Actually most of it can be seen here already: https://www.gbif.org/dataset/64dabd3c-4f34-4520-b9dd-d227a0bf1582#dataDescription

But I definitely agree that the reason for the 4 failed crawling attempts would be valuable information

thomasstjerne commented 7 years ago

See also https://github.com/gbif/portal16/issues/448

MortenHofft commented 7 years ago

The reasons for failed attempts are not available in the API is it? @mdoering is there information in the API that you believe we should expose? http://api.gbif.org/v1/dataset/64dabd3c-4f34-4520-b9dd-d227a0bf1582/process

A history of number of records over time and maybe issues would also be useful.

that is not information we have at this point is it? I can see how it would be useful. I'm labelling this as an API suggestion for now. Please correct me if the information is already there

mdoering commented 7 years ago

For records over time we have various numbers per crawl, e.g. fragmentsEmitted is what we find in the raw data. Maybe its worth showing this in a graph for the successful crawls?

For checklists we store these metrics for every version indexed.
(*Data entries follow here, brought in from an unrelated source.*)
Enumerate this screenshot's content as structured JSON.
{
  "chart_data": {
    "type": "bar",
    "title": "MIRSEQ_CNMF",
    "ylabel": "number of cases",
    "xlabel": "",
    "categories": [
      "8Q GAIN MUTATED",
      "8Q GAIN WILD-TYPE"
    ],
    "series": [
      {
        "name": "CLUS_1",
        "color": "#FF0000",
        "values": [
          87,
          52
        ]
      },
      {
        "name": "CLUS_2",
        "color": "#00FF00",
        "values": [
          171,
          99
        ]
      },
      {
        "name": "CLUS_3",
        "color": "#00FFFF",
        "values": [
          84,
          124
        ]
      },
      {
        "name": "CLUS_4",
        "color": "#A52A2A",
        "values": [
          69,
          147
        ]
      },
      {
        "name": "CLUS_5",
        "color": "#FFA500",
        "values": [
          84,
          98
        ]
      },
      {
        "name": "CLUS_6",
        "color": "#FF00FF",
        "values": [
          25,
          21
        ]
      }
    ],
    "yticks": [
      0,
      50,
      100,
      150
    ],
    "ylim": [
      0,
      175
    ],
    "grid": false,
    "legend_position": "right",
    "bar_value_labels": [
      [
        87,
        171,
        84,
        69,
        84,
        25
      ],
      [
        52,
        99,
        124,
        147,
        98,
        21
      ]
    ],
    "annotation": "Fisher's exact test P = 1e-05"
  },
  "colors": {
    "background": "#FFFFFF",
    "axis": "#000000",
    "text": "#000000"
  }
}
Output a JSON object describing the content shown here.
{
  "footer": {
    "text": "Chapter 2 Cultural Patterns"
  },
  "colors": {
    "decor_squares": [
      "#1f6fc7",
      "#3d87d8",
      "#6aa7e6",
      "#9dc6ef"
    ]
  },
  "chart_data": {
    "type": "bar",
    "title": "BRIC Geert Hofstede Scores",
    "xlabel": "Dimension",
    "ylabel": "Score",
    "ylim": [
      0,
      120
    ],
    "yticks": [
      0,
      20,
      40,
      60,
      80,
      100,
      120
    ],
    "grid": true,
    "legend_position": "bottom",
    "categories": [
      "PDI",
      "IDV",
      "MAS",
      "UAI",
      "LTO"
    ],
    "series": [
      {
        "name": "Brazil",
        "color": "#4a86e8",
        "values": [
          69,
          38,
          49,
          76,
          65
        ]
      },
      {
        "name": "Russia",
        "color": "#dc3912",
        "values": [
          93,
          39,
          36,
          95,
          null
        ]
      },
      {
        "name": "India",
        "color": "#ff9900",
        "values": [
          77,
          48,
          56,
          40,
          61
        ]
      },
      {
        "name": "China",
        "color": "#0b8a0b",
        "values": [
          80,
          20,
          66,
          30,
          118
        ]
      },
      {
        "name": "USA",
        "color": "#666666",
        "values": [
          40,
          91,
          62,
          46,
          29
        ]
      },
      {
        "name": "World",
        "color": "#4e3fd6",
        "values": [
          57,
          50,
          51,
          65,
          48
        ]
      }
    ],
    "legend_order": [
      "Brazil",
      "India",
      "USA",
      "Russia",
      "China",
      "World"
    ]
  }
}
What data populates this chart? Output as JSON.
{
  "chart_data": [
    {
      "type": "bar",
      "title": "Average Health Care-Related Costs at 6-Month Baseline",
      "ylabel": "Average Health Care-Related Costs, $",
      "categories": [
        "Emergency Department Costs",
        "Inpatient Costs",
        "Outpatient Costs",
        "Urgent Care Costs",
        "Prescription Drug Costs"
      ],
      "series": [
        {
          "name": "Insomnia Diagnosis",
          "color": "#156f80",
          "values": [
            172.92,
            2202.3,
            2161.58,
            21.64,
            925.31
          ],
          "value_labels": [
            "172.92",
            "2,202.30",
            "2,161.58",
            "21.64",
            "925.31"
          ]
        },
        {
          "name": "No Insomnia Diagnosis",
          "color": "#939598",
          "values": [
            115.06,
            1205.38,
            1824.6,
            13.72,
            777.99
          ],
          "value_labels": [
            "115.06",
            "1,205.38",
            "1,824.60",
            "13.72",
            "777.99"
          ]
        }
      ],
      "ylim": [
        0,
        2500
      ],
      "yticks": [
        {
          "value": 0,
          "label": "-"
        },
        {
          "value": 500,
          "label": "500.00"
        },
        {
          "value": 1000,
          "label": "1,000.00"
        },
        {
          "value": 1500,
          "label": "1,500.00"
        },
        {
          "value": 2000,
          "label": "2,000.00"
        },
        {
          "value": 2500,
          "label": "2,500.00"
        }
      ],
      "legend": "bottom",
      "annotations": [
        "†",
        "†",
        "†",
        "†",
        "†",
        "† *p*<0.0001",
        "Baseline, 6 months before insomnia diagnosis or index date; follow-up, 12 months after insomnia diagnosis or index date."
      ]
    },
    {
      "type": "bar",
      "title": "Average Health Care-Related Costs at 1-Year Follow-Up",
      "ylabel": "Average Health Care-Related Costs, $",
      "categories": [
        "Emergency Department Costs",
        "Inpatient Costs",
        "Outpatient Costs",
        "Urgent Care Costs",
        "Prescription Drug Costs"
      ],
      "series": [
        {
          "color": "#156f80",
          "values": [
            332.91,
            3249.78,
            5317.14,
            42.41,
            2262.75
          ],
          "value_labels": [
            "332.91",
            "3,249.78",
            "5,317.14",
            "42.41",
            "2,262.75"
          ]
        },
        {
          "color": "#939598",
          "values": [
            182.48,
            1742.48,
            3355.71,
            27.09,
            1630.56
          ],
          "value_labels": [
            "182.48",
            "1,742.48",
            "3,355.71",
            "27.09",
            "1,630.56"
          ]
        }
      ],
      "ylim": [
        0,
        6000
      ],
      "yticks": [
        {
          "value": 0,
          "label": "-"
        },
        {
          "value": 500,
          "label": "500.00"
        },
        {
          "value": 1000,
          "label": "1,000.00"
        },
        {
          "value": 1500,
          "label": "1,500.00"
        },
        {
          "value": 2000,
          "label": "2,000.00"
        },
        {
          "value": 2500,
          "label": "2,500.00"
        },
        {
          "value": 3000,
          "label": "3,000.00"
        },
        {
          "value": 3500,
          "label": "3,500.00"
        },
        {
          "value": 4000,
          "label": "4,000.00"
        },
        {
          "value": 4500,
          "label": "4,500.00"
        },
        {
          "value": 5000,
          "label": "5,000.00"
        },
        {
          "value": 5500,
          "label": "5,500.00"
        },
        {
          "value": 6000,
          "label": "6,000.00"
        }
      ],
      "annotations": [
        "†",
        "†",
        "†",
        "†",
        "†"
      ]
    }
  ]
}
Just can't see how they are expose right now apart from the latest: https://api.gbif.org/v1/dataset/7ddf754f-d193-4cc9-b351-99906754a03b/metrics

MattBlissett commented 5 years ago

Some of this is available on the Management Tools: https://management-tools.gbif.org/ , and users whose email matches those listed for the dataset/installation/organization/node will see links from the dataset page to the relevant tools.